Minggu, 12 April 2020

Jakarta & Student Visa.


Hari Senin lalu, sy mendapatkan e-mail dari Kedutaan India di Jakarta yang berisi informasi bahwa aplikasi sy untuk Program Beasiswa Pelatihan Science Diplomacy Research Cooperation and Information System diterima. Setelah mengkonfirmasi keikutsertaan untuk program ini, di sela-sela jam makan siang, juga mendapatkan e-mail untuk diminta datang ke Indian Embassy di Jakarta esok harinya jam 9 pagi. Langsung pesan tiket, transfer klik dan selesai. Meski sy yakin bahwa sy tidak akan dapat menjangkau Kedutaan karena flight dari Pontianak hanya ada di jam 8 pagi dan tiba di Jakarta jam 09.30 waktu setempat. Belum lagi dari airport ke Kedutaan akan memakan waktu sekitar 1 jam lebih (dengan macetnya hutan beton yang sudah pasti iya). Sesampainya di Kedutaan, sy masuk dan menemui petugas.
Silakan menunggu di sini, Pak. Akan sy hubungkan dengan petugas yang bertanggung jawab di program yang Bapak apply, kata salah seorang sekuriti di dalam gedung Kedutaan.

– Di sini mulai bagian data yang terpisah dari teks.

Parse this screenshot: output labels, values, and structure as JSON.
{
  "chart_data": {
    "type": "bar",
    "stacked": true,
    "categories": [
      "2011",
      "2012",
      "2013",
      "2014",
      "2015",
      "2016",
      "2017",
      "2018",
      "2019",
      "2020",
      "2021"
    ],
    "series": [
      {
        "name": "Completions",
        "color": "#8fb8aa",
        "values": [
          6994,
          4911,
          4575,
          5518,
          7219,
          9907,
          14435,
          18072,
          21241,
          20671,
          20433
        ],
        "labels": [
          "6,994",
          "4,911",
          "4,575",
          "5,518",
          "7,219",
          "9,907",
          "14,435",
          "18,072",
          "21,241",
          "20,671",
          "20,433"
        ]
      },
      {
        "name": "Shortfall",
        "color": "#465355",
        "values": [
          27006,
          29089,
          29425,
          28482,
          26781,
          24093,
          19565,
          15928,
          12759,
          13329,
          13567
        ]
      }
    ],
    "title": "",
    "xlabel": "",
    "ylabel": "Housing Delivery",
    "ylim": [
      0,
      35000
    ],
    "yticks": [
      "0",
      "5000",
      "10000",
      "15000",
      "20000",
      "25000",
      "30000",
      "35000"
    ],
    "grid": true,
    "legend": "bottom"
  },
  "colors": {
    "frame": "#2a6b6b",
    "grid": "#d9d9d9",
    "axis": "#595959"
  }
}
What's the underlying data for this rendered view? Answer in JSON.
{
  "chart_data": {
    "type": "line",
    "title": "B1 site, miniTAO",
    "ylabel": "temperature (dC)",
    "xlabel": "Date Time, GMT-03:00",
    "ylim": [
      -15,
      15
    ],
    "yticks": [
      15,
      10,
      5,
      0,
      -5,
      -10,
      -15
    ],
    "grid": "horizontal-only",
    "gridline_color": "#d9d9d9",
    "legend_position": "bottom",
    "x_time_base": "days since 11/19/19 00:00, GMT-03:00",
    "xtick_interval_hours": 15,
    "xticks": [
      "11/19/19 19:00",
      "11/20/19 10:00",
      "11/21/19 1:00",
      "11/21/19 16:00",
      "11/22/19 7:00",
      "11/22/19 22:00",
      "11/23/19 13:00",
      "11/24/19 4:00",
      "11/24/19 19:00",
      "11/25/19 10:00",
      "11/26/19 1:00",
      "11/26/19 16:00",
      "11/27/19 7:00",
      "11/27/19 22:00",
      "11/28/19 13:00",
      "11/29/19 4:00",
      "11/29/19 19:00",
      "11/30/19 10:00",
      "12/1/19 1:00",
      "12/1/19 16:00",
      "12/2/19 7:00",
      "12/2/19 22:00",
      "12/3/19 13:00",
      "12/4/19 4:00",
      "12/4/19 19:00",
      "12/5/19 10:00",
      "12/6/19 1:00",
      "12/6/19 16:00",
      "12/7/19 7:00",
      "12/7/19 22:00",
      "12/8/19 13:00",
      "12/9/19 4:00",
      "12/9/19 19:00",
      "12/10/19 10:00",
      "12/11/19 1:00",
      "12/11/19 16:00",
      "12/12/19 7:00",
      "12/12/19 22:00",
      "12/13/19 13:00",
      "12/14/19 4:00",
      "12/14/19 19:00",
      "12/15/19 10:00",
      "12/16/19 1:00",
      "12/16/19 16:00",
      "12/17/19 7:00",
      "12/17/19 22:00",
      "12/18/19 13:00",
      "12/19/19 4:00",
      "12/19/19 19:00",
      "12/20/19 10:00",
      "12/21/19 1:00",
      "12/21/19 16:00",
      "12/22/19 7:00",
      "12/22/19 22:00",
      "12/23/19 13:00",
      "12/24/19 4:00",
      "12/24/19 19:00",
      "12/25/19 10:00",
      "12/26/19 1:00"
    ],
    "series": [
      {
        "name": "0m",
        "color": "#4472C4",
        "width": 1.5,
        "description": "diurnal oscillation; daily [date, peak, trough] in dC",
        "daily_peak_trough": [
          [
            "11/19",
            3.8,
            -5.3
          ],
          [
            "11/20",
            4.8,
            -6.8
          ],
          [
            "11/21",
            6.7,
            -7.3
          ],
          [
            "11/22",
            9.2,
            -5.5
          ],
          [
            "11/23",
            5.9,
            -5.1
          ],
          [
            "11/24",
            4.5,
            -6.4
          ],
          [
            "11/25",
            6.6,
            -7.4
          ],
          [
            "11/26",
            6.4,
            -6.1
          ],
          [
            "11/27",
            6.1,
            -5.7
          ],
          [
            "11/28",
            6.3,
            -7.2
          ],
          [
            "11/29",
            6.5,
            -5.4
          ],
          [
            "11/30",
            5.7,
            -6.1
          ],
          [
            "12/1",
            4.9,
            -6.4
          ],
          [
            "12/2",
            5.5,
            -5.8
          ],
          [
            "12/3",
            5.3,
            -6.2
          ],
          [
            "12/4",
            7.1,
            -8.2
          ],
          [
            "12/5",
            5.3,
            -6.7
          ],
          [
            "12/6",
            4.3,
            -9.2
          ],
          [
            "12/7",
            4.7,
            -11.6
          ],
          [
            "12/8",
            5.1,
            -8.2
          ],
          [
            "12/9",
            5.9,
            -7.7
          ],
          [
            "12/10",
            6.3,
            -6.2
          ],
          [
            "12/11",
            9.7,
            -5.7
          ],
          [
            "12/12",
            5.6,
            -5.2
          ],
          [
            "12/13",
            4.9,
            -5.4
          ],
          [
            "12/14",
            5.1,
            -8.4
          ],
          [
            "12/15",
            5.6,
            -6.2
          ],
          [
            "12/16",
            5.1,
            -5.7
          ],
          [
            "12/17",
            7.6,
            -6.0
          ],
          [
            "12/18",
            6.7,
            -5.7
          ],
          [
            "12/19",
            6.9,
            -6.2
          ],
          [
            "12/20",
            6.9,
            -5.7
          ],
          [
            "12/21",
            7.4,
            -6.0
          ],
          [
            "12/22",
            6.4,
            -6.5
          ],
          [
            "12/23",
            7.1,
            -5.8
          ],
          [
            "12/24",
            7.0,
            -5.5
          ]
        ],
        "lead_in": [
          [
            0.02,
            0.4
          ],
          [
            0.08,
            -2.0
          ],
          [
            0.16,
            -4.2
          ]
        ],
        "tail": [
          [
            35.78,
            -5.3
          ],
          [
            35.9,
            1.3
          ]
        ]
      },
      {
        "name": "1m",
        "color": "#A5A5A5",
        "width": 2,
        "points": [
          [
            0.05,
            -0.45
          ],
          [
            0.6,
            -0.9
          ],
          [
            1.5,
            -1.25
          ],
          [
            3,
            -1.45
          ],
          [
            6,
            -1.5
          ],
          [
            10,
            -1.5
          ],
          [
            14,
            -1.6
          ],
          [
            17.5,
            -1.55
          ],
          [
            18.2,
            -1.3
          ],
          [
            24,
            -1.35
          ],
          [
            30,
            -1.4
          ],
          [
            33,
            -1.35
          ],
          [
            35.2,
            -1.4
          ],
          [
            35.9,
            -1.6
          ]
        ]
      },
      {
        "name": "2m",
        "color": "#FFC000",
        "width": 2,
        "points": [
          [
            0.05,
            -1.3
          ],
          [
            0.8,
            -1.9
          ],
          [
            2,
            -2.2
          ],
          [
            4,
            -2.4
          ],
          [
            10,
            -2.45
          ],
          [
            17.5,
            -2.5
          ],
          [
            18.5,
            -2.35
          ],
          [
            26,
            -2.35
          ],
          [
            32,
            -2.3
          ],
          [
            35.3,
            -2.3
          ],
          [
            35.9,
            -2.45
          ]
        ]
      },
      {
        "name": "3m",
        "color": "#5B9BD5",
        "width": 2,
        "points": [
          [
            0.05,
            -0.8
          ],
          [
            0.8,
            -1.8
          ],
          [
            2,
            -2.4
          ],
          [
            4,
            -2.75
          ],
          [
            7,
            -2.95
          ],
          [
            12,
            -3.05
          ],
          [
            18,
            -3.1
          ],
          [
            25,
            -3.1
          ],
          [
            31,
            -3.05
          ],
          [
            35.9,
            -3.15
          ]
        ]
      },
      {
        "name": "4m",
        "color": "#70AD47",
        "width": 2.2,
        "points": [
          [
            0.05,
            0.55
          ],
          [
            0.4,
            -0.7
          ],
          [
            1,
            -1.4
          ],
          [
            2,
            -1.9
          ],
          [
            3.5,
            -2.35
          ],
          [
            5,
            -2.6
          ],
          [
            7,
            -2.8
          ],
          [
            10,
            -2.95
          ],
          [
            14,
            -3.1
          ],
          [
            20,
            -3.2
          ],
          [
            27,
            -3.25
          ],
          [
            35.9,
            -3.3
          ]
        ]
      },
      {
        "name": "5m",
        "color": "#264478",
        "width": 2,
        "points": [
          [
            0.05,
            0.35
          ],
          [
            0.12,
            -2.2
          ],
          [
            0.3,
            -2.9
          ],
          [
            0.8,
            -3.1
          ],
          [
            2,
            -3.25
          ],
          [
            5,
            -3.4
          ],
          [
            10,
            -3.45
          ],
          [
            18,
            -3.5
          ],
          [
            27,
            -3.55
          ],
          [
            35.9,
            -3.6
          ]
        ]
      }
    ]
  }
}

Lalu sy dipanggil oleh Mr X dan diminta bukti LoA serta form aplikasi visa. Beliau meminta sy untuk menunggu di waiting room dan memberikan informasi bahwa proses visa akan dimulai hari Kamis dan akan selesai di hari Senin. Alasannya adalah karena sy datang tidak tepat waktu seperti yang mereka minta. Sy mengakui itu, telat. Di samping karena memang harga tiket yang mahal, akses dari airport ke Embassy juga agak jauh. Sy menelan ludah dan menarik nafas panjang. Bakal menguras kocek juga kalau sampe hari Senin. Belum lagi di kantor masih ada beberapa deadline yang belum selesai. Input nilai dan proposal Erasmus. Sy menarik nafas panjang sembari berdo'a, Yaa Allah mempermudahlah urusanku hari ini. Seketika menunduk lesu.
(Kamu tunggu di sini ya, sy mau meeting. Nanti bakal ada petugas dari Embassy yang mewawancarai kamu), kata Mr X. Okee, baik Mass, dimengerti.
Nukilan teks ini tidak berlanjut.